The model availability test script must include the following two files:

  • requirements.txt: The corresponding modules required to run the script (if no dependencies need to be installed, this file is not required).
  • deploy.sh: The model evaluation service uses this script to install dependencies and start the model adaptation project.

File Locations

requirements.txt and deploy.sh must be located in the repository root directory.

requirements.txt File (Optional)

Configure the corresponding dependencies required to run the script on NPU. Torch_npu, Cann, and Python are provided by the environment based on the selected framework version, so these dependencies should not be added again in requirements.txt (which may cause dependency installation conflicts). Example format for library dependencies:

transformers==4.37.0
accelerate==0.27.2

If no additional dependencies are needed, the .txt file may be omitted, and the test task will skip dependency installation.

deploy.sh File

This file is a shell script that executes and starts the model adaptation inference. There are no strict restrictions on how the inference script runs. The following are the script specifications.

Dependency Installation Example (Optional)

python3 -m pip install --upgrade pip setuptools wheel

Constructing Input Parameters for the Execution Script

Model weights are downloaded by the automated test execution side based on the model weight repository selected on the page when initiating the model evaluation. In the shell script, if you need to pass the weight path, you can obtain the path where the weight file is located through the environment variable “$MODEL_PATH”. For example, when starting a vllm project, the model path is passed as follows:

vllm serve "$MODEL_PATH"  --trust-remote-code --tensor-parallel-size 1 --dtype float16   --max-num-seqs 4  --gpu-memory-utilization 0.95

Adaptation Code Requirements

The adaptation inference code must provide a standard OpenAPI inference interface, and the HTTP server port must be: 8000. The model evaluation service will call the corresponding inference interface for model evaluation based on the task type of the selected model weight file.

Currently supported evaluation task types are as follows:

Task TypeTask CodeInference Interface Path
Text Generationtext-generation/v1/chat/completions
Image to Textimage-text-to-text/v1/chat/completions
Text to Speechtext-to-speech/v1/audio/speech
Multimodalany-to-any/v1/chat/completions
Automatic Speech Recognitionautomatic-speech-recognition/v1/audio/transcriptions
Embeddingembedding/v1/embeddings

Note: If the adaptation framework uses vllm startup, this rule can be ignored, as the vllm framework already provides standard inference interfaces according to the OpenAPI specification.

Model Weight File Size Limit

  • Size Limit: 100GB
  • Restriction: The storage size of the adapted model weight file must not exceed the limit.
  • Impact: If the limit is exceeded, model weight file download will fail, directly causing the model evaluation task to fail.

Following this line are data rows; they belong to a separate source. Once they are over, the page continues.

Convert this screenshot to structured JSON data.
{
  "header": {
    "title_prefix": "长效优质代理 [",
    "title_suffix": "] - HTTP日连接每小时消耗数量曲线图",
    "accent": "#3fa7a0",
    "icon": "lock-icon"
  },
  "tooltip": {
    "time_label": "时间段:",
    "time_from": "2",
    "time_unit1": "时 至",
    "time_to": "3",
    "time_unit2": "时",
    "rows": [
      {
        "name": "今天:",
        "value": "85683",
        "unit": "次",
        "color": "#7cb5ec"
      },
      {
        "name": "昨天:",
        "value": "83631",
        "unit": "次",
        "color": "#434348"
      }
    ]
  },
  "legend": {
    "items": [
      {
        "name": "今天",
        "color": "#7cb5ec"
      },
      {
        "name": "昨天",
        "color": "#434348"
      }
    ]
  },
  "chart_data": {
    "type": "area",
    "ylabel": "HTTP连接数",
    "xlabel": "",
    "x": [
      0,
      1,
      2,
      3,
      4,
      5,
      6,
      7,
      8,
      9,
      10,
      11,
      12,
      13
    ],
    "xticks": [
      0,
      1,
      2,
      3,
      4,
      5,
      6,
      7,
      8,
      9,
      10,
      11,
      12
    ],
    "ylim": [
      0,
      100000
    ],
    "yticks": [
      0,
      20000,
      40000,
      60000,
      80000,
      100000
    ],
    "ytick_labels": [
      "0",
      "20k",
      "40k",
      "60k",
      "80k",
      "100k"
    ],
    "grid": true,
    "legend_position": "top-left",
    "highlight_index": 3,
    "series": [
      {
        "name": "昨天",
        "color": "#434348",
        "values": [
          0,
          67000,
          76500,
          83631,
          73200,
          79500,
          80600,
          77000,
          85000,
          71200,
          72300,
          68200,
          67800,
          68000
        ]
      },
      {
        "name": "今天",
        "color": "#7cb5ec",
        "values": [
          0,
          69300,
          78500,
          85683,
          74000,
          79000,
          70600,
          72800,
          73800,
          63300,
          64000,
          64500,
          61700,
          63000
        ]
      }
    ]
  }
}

Full Workflow Code Example

deploy.sh

  • vllm adaptation verification example:
#!/bin/sh
set -e
echo "=== MODEL_PATH set to: $MODEL_PATH ==="
vllm serve "$MODEL_PATH"  --trust-remote-code --tensor-parallel-size 1 --dtype float16   --max-num-seqs 4  --gpu-memory-utilization 0.95

Note: The above example uses vllm startup. There is no need to set –served-model-name, as the model evaluation service will automatically use the model weight path as served-model-name.